(EDITOR’S NOTE: This is the second in a two-part series of Knoxville developer David Dewhirst whose worked has helped transform the city’s downtown into a location very attractive to entrepreneurs and other creatives.)
By Tom Ballard, Director of Innovation and Entrepreneurial Initiatives, Pershing Yoakley & Associates, P.C.
David Dewhirst has nearly quadrupled his initial goal of rehabbing 10 historic buildings, and there is no end in sight.
For most of the past two decades, the well-known and respected developer has focused on what he calls “the downtown core.” His projects, highlighted by this graphic, have included the Daylight Building on Union Avenue, the Arnstein Building on Market Street, the former Holston Bank Building on Gay Street, numerous structures on Market Square, the Emporium and Firestreet Lofts on West Jackson Avenue, and the JC Penney Building still underway on Gay Street.
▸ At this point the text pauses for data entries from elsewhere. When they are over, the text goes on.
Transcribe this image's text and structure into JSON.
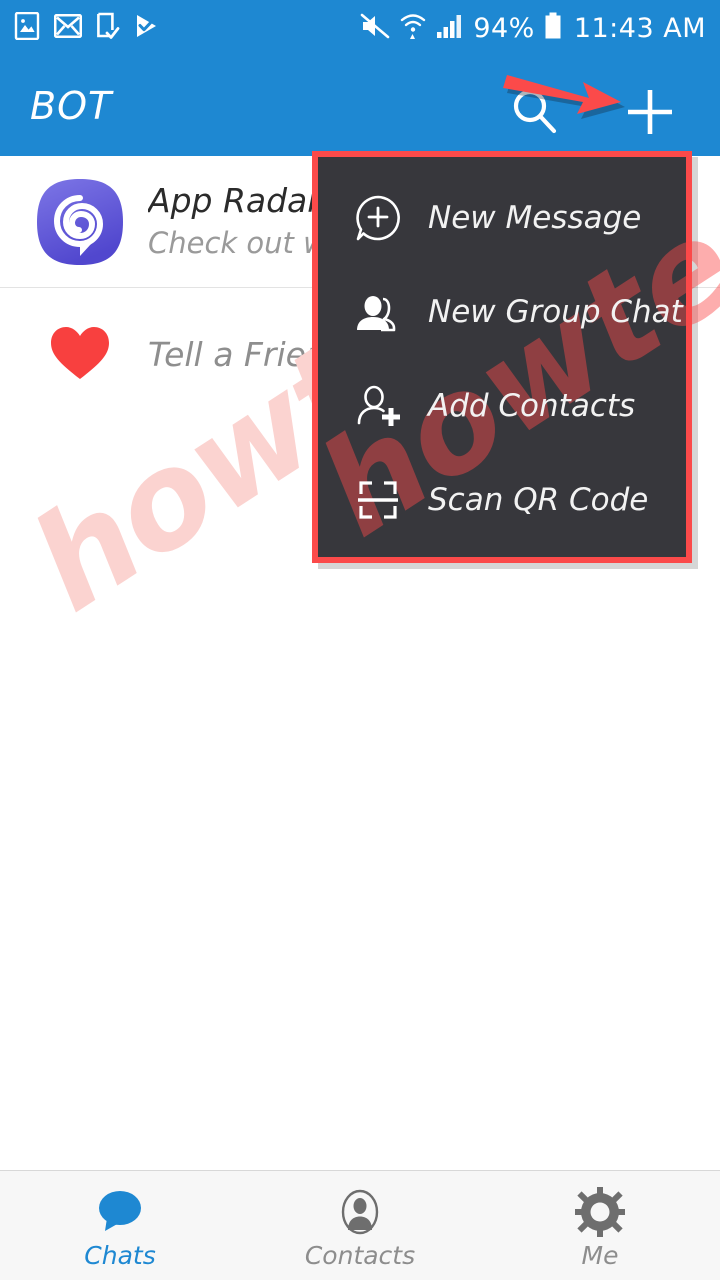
{
  "colors": {
    "accent": "#1e88d2",
    "menu_bg": "#37373c",
    "annotation_red": "#fb4a4a",
    "heart_red": "#f8403f",
    "app_radar_purple": "#5b4fd4",
    "watermark_pink": "#fbd3d0"
  },
  "status_bar": {
    "left_icons": [
      {
        "name": "gallery-icon",
        "label": "gallery"
      },
      {
        "name": "email-icon",
        "label": "email"
      },
      {
        "name": "download-complete-icon",
        "label": "download complete"
      },
      {
        "name": "play-store-icon",
        "label": "play store"
      }
    ],
    "right_icons": [
      {
        "name": "mute-icon",
        "label": "sound muted"
      },
      {
        "name": "wifi-icon",
        "label": "wifi connected"
      },
      {
        "name": "signal-icon",
        "label": "cellular signal"
      }
    ],
    "battery_percent": "94%",
    "time": "11:43 AM"
  },
  "app_bar": {
    "title": "BOT",
    "search_icon": "search-icon",
    "add_icon": "plus-icon"
  },
  "chat_list": [
    {
      "avatar": "app-radar-spiral-icon",
      "title": "App Radar",
      "subtitle": "Check out wh"
    },
    {
      "avatar": "heart-icon",
      "title": "Tell a Friend",
      "subtitle": ""
    }
  ],
  "dropdown_menu": {
    "items": [
      {
        "icon": "new-message-icon",
        "label": "New Message"
      },
      {
        "icon": "new-group-chat-icon",
        "label": "New Group Chat"
      },
      {
        "icon": "add-contacts-icon",
        "label": "Add Contacts"
      },
      {
        "icon": "scan-qr-code-icon",
        "label": "Scan QR Code"
      }
    ]
  },
  "bottom_nav": {
    "items": [
      {
        "icon": "chats-bubble-icon",
        "label": "Chats",
        "active": true
      },
      {
        "icon": "contacts-person-icon",
        "label": "Contacts",
        "active": false
      },
      {
        "icon": "me-gear-icon",
        "label": "Me",
        "active": false
      }
    ]
  },
  "watermark": {
    "text": "howtech"
  }
}
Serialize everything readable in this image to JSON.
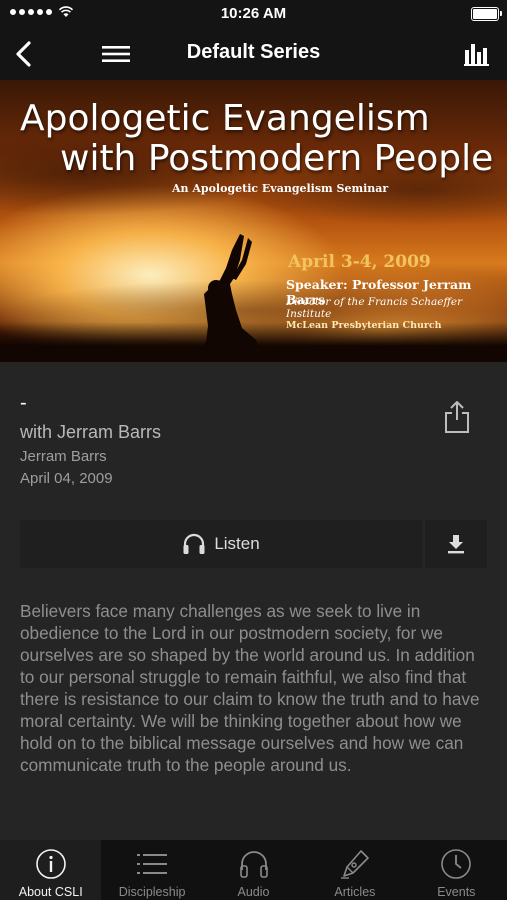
{
  "status_bar": {
    "time": "10:26 AM"
  },
  "nav": {
    "title": "Default Series"
  },
  "banner": {
    "title_line1": "Apologetic Evangelism",
    "title_line2": "with Postmodern People",
    "subtitle": "An Apologetic Evangelism Seminar",
    "date": "April 3-4, 2009",
    "speaker": "Speaker: Professor Jerram Barrs",
    "director": "Director of the Francis Schaeffer Institute",
    "church": "McLean Presbyterian Church"
  },
  "episode": {
    "title": "-",
    "subtitle": "with Jerram Barrs",
    "speaker": "Jerram Barrs",
    "date": "April 04, 2009"
  },
  "actions": {
    "listen_label": "Listen"
  },
  "description": "Believers face many challenges as we seek to live in obedience to the Lord in our postmodern society, for we ourselves are so shaped by the world around us. In addition to our personal struggle to remain faithful, we also find that there is resistance to our claim to know the truth and to have moral certainty. We will be thinking together about how we hold on to the biblical message ourselves and how we can communicate truth to the people around us.",
  "tabs": [
    {
      "label": "About CSLI",
      "icon": "info-icon",
      "active": true
    },
    {
      "label": "Discipleship",
      "icon": "list-icon",
      "active": false
    },
    {
      "label": "Audio",
      "icon": "headphones-icon",
      "active": false
    },
    {
      "label": "Articles",
      "icon": "pen-icon",
      "active": false
    },
    {
      "label": "Events",
      "icon": "clock-icon",
      "active": false
    }
  ]
}
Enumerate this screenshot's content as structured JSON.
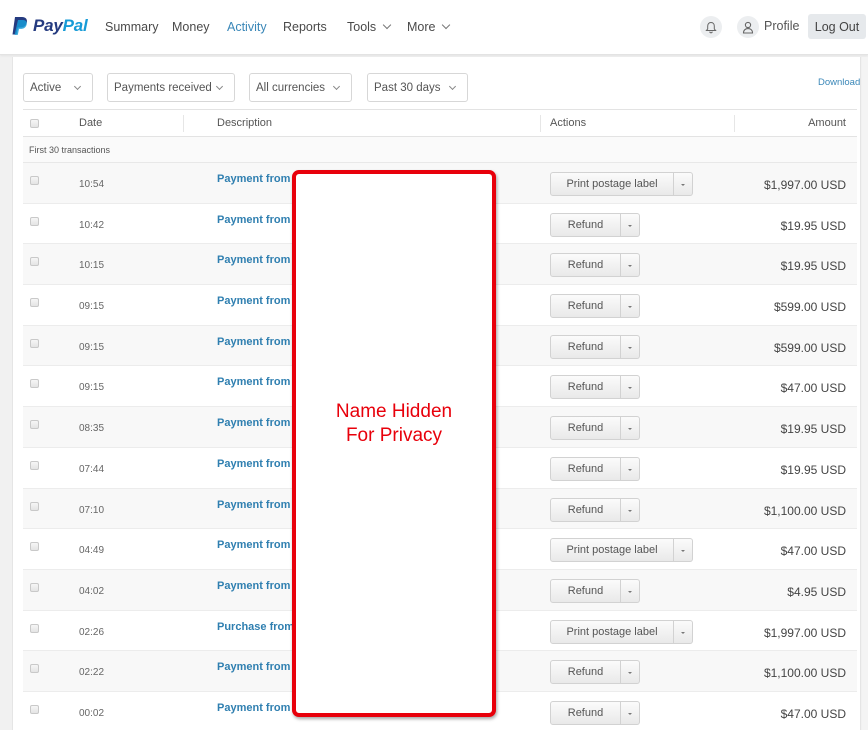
{
  "brand": {
    "name_part1": "Pay",
    "name_part2": "Pal",
    "color_dark": "#253b80",
    "color_light": "#179bd7"
  },
  "nav": {
    "items": [
      {
        "label": "Summary",
        "active": false,
        "has_dropdown": false
      },
      {
        "label": "Money",
        "active": false,
        "has_dropdown": false
      },
      {
        "label": "Activity",
        "active": true,
        "has_dropdown": false
      },
      {
        "label": "Reports",
        "active": false,
        "has_dropdown": false
      },
      {
        "label": "Tools",
        "active": false,
        "has_dropdown": true
      },
      {
        "label": "More",
        "active": false,
        "has_dropdown": true
      }
    ],
    "notifications_icon": "bell-icon",
    "profile_icon": "user-icon",
    "profile_label": "Profile",
    "logout_label": "Log Out"
  },
  "filters": {
    "status": "Active",
    "type": "Payments received",
    "currency": "All currencies",
    "period": "Past 30 days",
    "download_label": "Download"
  },
  "table": {
    "headers": {
      "date": "Date",
      "description": "Description",
      "actions": "Actions",
      "amount": "Amount"
    },
    "group_label": "First 30 transactions",
    "rows": [
      {
        "time": "10:54",
        "description": "Payment from",
        "action": "Print postage label",
        "amount": "$1,997.00 USD"
      },
      {
        "time": "10:42",
        "description": "Payment from",
        "action": "Refund",
        "amount": "$19.95 USD"
      },
      {
        "time": "10:15",
        "description": "Payment from",
        "action": "Refund",
        "amount": "$19.95 USD"
      },
      {
        "time": "09:15",
        "description": "Payment from",
        "action": "Refund",
        "amount": "$599.00 USD"
      },
      {
        "time": "09:15",
        "description": "Payment from",
        "action": "Refund",
        "amount": "$599.00 USD"
      },
      {
        "time": "09:15",
        "description": "Payment from",
        "action": "Refund",
        "amount": "$47.00 USD"
      },
      {
        "time": "08:35",
        "description": "Payment from",
        "action": "Refund",
        "amount": "$19.95 USD"
      },
      {
        "time": "07:44",
        "description": "Payment from",
        "action": "Refund",
        "amount": "$19.95 USD"
      },
      {
        "time": "07:10",
        "description": "Payment from",
        "action": "Refund",
        "amount": "$1,100.00 USD"
      },
      {
        "time": "04:49",
        "description": "Payment from",
        "action": "Print postage label",
        "amount": "$47.00 USD"
      },
      {
        "time": "04:02",
        "description": "Payment from",
        "action": "Refund",
        "amount": "$4.95 USD"
      },
      {
        "time": "02:26",
        "description": "Purchase from",
        "action": "Print postage label",
        "amount": "$1,997.00 USD"
      },
      {
        "time": "02:22",
        "description": "Payment from",
        "action": "Refund",
        "amount": "$1,100.00 USD"
      },
      {
        "time": "00:02",
        "description": "Payment from",
        "action": "Refund",
        "amount": "$47.00 USD"
      }
    ]
  },
  "privacy_overlay": {
    "line1": "Name Hidden",
    "line2": "For Privacy",
    "color": "#e8000b"
  }
}
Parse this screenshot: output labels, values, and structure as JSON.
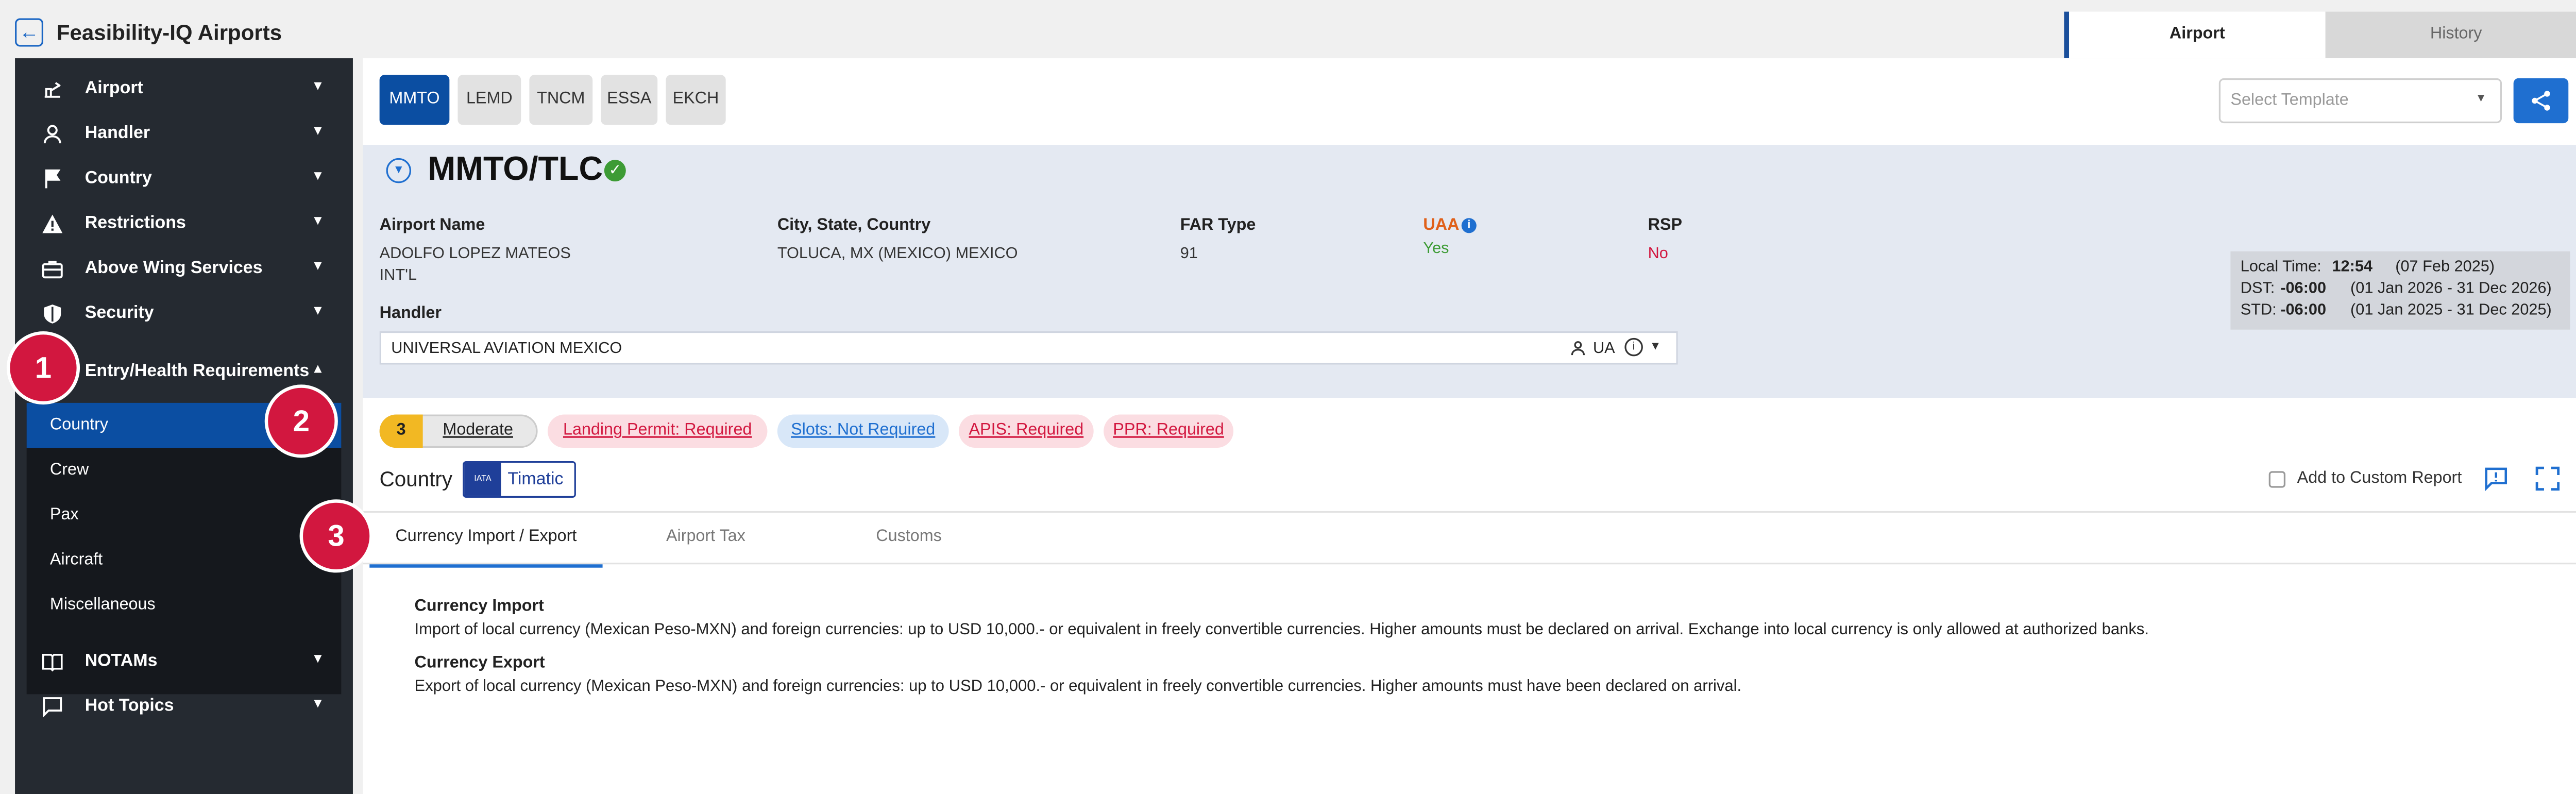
{
  "app": {
    "title": "Feasibility-IQ Airports"
  },
  "top_tabs": [
    {
      "label": "Airport",
      "active": true
    },
    {
      "label": "History",
      "active": false
    }
  ],
  "sidebar": {
    "items": [
      {
        "label": "Airport",
        "icon": "airport-icon"
      },
      {
        "label": "Handler",
        "icon": "person-icon"
      },
      {
        "label": "Country",
        "icon": "flag-icon"
      },
      {
        "label": "Restrictions",
        "icon": "warning-icon"
      },
      {
        "label": "Above Wing Services",
        "icon": "briefcase-icon"
      },
      {
        "label": "Security",
        "icon": "shield-icon"
      },
      {
        "label": "Entry/Health Requirements",
        "icon": "",
        "expanded": true
      },
      {
        "label": "NOTAMs",
        "icon": "book-icon"
      },
      {
        "label": "Hot Topics",
        "icon": "chat-icon"
      }
    ],
    "sub_items": [
      {
        "label": "Country",
        "active": true
      },
      {
        "label": "Crew",
        "active": false
      },
      {
        "label": "Pax",
        "active": false
      },
      {
        "label": "Aircraft",
        "active": false
      },
      {
        "label": "Miscellaneous",
        "active": false
      }
    ]
  },
  "step_badges": [
    "1",
    "2",
    "3"
  ],
  "airport_chips": [
    {
      "code": "MMTO",
      "active": true
    },
    {
      "code": "LEMD",
      "active": false
    },
    {
      "code": "TNCM",
      "active": false
    },
    {
      "code": "ESSA",
      "active": false
    },
    {
      "code": "EKCH",
      "active": false
    }
  ],
  "template_select": {
    "placeholder": "Select Template"
  },
  "airport": {
    "code": "MMTO/TLC",
    "fields": {
      "airport_name_label": "Airport Name",
      "airport_name_line1": "ADOLFO LOPEZ MATEOS",
      "airport_name_line2": "INT'L",
      "city_label": "City, State, Country",
      "city_value": "TOLUCA, MX (MEXICO) MEXICO",
      "far_label": "FAR Type",
      "far_value": "91",
      "uaa_label": "UAA",
      "uaa_value": "Yes",
      "rsp_label": "RSP",
      "rsp_value": "No"
    },
    "handler_label": "Handler",
    "handler_value": "UNIVERSAL AVIATION MEXICO",
    "handler_code": "UA"
  },
  "time_info": {
    "local_label": "Local Time:",
    "local_time": "12:54",
    "local_date": "(07 Feb 2025)",
    "dst_label": "DST:",
    "dst_offset": "-06:00",
    "dst_range": "(01 Jan 2026 - 31 Dec 2026)",
    "std_label": "STD:",
    "std_offset": "-06:00",
    "std_range": "(01 Jan 2025 - 31 Dec 2025)"
  },
  "risk": {
    "score": "3",
    "level": "Moderate"
  },
  "requirement_pills": [
    {
      "label": "Landing Permit: Required",
      "status": "required"
    },
    {
      "label": "Slots: Not Required",
      "status": "not-required"
    },
    {
      "label": "APIS: Required",
      "status": "required"
    },
    {
      "label": "PPR: Required",
      "status": "required"
    }
  ],
  "section": {
    "title": "Country",
    "logo_text": "Timatic",
    "logo_sub": "IATA",
    "custom_report_label": "Add to Custom Report"
  },
  "content_tabs": [
    {
      "label": "Currency Import / Export",
      "active": true
    },
    {
      "label": "Airport Tax",
      "active": false
    },
    {
      "label": "Customs",
      "active": false
    }
  ],
  "content": {
    "import_title": "Currency Import",
    "import_text": "Import of local currency (Mexican Peso-MXN) and foreign currencies: up to USD 10,000.- or equivalent in freely convertible currencies. Higher amounts must be declared on arrival. Exchange into local currency is only allowed at authorized banks.",
    "export_title": "Currency Export",
    "export_text": "Export of local currency (Mexican Peso-MXN) and foreign currencies: up to USD 10,000.- or equivalent in freely convertible currencies. Higher amounts must have been declared on arrival."
  },
  "colors": {
    "primary": "#0b4ea2",
    "sidebar": "#252a31",
    "badge": "#d2173f",
    "required": "#d2173f",
    "not_required": "#1f6fd0"
  }
}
In early 2015, he completed work on the White Lily Flour Mill in the Old City, renamed The White Lily Flats, with residents now moving in. There are 47 housing units in the structure that was built in 1873.
“We have a penchant for buying buildings without knowing what we are going to do with them,” Dewhirst observed. One of those was The Standard on West Jackson.
“It looked like a great place to have a party,” he said. In fact, it is, having hosted hundreds of entrepreneurs and others at Knoxville’s first two “Start-up Day” events which are designed as a celebration of the community’s start-ups.
Along the way, Dewhirst has built a team of equally committed individuals. One is Mark Heinz, a colleague and partner for slightly more than a decade. The two ironically connected at a Harvard Law School forum.
“He comes-up with the crazy ideas,” Dewhirst says of Heinz who first talked him into helping with converting the Holston Bank Building into lofts.
During our interview and in other meetings, we have seen the passion that Dewhirst feels for his work, the vision and philosophy that are core to that passion, and the propensity to embrace the Nike slogan – “Just Do It.”
So, 20 years and nearly 40 buildings into his work, what about the future?
“We are running low on unrecovered historic buildings in the core of downtown,” Dewhirst says, “However, there is a several lifetime supply as you go north, east and even south. The near north area will be considered downtown proper in a few years.”
There was also a very intriguing fact that he called to our attention, one that says the migration of people back to the central city core has not come close to running its course.
“Downtown is one-twelfth of its density potential for retail, residential and offices,” Dewhirst says. That fact comes from comparing a density map from 1920 with one from today.
“We haven’t even come to the end of the beginning,” he says. That reality and the passion he has for saving and repurposing historic buildings will continue to contribute to Knoxville’s growth as a very attractive place for entrepreneurs to live, work and play.